In macro terms, markets loved that the US employment cost index (ECI) was 1.0% q-o-q, not 1.1% as expected, and down from 1.2%. Despite the data still being high, they justified the S&P pushing up to +6% year-to-date, the Nasdaq +11%, and US 10-year yields down to 3.50% again. There were fewer mentions that Timiraos at the Wall Street Journal said the ECI data wouldn’t move the needle for the Fed, and that US consumer confidence 1-year ahead inflation expectations rose from 6.6% to 6.8% y-o-y.
In broader terms, markets think they are ‘history’s actors’ now too.
By pushing long bond yields lower in tandem with Fed hikes they are creating their own reality, because the lower long bond yields go, the more most assets levitate, despite the damage coming from rate hikes (or some would say because of it). The Fed may be hawks, but the market are Roves.
Arguably, they are trying to show the Fed has no real power to act, except in a destructive manner that will bring about a huge backlash against it. It’s markets saying:
“We’re an empire now, and when we act, we create our own reality. And while you’re studying that reality — judiciously, as you will — we’ll act again, creating other new realities, which you can study too, and that’s how things will sort out. We’re history’s actors… and you, all of you, will be left to just study what we do.”
Even so, the nickname George W. Bush gave to Rove, Turd-Blossom, seems appropriate as a response.
After all, it remains to be seen what the Fed will do today, and in March, and over 2023. Who really has the Mother of All Bombs? Markets or the Fed? If it’s still the Fed, does it get dropped today, or just taken for a warning fly past?
Naturally, as we wait to find out, few are paying attention to the architect of a very different kind of thinking, Taleb, who warns that ‘Disneyland is over’ for investors as cash-flows dry up.
“Disneyland is over, the children go back to school,” the author of “The Black Swan” said. “It’s not going to be as smooth as it was the last 15 years.”
That’s probably because some of the people taking Mickey Mouse positions have no vaunted skin in the game: all they have to do is meet the industry benchmark, and if those benchmarks are negative then so much the easier.
However, if you aren’t in that camp and think you are smarter than Taleb – you aren’t.

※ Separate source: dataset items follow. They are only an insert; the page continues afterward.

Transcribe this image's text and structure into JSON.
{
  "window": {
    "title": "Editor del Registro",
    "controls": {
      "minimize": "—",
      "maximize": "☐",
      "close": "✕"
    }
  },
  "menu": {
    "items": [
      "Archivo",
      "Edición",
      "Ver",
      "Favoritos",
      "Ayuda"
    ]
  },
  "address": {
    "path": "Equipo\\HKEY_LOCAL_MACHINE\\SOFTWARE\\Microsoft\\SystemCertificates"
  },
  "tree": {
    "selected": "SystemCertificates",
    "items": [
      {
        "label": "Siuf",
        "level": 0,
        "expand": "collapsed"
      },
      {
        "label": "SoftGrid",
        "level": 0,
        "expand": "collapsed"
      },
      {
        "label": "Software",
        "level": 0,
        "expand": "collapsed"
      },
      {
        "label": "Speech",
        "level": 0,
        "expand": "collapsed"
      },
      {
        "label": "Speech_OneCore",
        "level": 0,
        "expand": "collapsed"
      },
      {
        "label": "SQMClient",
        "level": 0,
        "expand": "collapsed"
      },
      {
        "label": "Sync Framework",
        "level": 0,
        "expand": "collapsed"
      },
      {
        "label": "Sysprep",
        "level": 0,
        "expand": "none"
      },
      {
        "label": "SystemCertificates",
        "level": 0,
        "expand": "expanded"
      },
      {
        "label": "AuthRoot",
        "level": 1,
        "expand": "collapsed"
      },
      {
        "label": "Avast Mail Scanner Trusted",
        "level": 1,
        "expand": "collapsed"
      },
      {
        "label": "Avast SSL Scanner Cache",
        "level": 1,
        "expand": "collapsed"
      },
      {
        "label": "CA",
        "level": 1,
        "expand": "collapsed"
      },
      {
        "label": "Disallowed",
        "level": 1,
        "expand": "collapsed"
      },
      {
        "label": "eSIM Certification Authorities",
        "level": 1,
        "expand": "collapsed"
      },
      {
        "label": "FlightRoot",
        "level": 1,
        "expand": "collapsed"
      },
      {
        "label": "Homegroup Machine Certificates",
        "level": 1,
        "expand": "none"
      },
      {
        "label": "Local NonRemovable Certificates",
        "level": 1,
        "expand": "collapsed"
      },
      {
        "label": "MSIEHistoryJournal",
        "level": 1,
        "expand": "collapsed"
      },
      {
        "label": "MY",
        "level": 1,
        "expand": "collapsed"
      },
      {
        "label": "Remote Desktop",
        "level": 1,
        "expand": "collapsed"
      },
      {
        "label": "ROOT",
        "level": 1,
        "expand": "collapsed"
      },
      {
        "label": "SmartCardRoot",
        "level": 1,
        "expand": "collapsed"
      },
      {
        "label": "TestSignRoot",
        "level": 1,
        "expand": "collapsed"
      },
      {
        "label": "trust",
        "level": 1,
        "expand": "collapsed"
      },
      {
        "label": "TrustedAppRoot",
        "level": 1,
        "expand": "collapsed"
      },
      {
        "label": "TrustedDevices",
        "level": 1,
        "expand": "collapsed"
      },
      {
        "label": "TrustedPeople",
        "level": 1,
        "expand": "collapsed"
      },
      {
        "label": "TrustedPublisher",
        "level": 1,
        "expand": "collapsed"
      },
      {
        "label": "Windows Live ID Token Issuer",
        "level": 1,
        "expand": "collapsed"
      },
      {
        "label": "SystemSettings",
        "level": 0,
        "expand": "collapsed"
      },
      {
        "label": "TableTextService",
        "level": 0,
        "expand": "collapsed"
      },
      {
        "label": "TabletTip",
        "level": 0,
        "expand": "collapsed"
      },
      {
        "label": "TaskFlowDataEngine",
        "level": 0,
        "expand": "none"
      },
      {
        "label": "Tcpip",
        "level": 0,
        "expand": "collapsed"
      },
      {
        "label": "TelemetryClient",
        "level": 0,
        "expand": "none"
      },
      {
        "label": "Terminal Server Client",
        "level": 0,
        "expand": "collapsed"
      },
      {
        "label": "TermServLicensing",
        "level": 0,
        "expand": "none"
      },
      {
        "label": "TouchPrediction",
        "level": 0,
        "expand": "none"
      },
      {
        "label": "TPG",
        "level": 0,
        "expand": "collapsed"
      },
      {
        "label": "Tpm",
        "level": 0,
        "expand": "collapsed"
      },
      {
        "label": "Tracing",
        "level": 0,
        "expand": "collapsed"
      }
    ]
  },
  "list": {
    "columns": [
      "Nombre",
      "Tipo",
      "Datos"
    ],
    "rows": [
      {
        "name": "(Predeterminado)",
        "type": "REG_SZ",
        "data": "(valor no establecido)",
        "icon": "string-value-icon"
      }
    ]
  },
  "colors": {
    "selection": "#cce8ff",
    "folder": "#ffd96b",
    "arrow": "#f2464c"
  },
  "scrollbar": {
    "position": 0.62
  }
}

Pinching an old joke from the TV Scot Rab C. Nesbitt –who looks like the 2023 Dorian Grey portrait of Karl Rove– Disneyland is not yet over for markets only in that they “dis’ nae listen, dis nae’ learn, an’ dis’ nae know what’s gonna hit ‘em!”
Day Ahead
Today sees final January PMIs globally and Eurozone January CPI, seen 0.1% m-o-m and 8.9% y-o-y, 5.1% core. Expect markets to swing on any tiny rounding-error under or overshoots.
In the US we see ADP employment and the ISM manufacturing survey.
Then it’s the Fed, where we expect a 25bp hike to 4.75% and indications another hike is to follow, and no cuts are (at least in 2023).
Brazil also has a rate decision, where the Selic rate is seen on hold at 13.75%.